Dr. Powell says that frankly he doesn’t know. He’s read what all the authorities have had to say, but he doesn’t know what Paul meant.

Back to what does the text say to us today!

The message that Paul was writing in the first six chapters of his letter to the Romans is that he wants to convince the Romans that the mercy, love and grace of God is so great that it includes all people, including the people who they think are the worst people in the world. Jesus tried something like that by telling the parable of the Good Samaritan. We don’t seem to gather from the parable that Samaritans are dirty, disgusting, bad people.
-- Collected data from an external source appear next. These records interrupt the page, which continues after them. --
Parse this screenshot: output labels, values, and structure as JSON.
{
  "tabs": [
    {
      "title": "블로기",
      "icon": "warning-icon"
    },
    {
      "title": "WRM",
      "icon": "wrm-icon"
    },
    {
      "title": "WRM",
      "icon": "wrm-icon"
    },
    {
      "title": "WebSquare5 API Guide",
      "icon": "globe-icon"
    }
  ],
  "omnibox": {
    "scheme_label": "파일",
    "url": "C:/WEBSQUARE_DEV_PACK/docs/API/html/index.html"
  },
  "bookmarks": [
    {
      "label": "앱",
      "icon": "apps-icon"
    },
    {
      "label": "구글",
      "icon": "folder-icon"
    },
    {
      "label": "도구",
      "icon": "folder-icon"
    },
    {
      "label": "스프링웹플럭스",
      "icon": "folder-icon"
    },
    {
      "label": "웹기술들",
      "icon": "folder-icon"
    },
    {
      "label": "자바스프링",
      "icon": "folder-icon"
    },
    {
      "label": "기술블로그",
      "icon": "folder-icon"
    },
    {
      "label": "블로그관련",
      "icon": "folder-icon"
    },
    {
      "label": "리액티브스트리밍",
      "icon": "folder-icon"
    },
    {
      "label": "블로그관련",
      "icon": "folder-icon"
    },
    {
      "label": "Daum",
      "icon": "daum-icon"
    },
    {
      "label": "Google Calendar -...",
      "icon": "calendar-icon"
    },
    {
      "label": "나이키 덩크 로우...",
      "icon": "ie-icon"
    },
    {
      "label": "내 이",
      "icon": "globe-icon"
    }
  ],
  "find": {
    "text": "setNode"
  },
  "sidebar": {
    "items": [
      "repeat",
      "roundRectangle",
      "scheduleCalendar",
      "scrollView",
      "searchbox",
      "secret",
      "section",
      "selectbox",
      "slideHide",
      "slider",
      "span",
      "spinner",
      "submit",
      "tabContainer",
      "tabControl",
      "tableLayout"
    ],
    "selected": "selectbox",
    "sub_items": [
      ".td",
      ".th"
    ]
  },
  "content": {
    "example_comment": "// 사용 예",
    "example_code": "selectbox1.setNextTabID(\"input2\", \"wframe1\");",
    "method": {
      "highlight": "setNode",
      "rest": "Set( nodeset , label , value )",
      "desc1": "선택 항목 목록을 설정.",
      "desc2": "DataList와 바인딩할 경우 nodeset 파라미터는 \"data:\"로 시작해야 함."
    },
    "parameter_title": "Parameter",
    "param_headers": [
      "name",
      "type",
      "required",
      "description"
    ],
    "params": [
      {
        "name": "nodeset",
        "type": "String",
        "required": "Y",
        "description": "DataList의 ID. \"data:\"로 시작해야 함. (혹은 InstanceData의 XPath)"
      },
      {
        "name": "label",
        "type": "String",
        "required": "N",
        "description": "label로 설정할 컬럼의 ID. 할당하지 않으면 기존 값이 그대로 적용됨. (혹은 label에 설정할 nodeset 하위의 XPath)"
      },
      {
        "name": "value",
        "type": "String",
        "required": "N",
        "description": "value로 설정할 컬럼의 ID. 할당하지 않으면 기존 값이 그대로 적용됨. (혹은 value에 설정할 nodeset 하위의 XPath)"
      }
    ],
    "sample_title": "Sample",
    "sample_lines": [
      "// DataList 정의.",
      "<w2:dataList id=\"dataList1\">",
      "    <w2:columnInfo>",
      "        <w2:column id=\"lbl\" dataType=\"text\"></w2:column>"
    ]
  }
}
But Jesus told the parable to people who thought Samaritans were dirty, disgusting, bad people!

Paul, talking to Jewish Christian Romans, uses an example of pagan temple life as the most horrible abominable thing they’ve heard of to say that God’s grace and God’s mercy is so wonderful that it falls even upon people like that! Nobody thinks that the point of the letter Paul is writing to the Romans is to try to convince them that homosexuality is evil and wrong and sinful. It may be that Paul did think that. It’s certainly true that the Romans thought that.


The difference now is whether you’re a Lutheran or not. If you’re a Lutheran, we identify authority of scripture with the message that the Holy Spirit has given Paul to pass on to the Romans. If you belong to some other denomination, then indeed you might have a problem. Because there are denominations and there are churches that think that even the prejudices of the Biblical writers we ought to accept. Lutherans don’t believe that way -- supposedly! ... It’s beyond argument that Paul believes slavery is a completely acceptable social institution. ... If you hold that kind of hermeneutic
[way of detemining what the text says for us today], you have to approve of slavery. Paul did! It’s absolutely certain that Paul approved of capital punishment. Paul thinks capital punishment is a good thing! But he didn’t ever teach that, it just comes through! ... This is my point: Lutherans try to distinguish between the message that the person maintains God has given them to convey and what are simply their own human prejudices.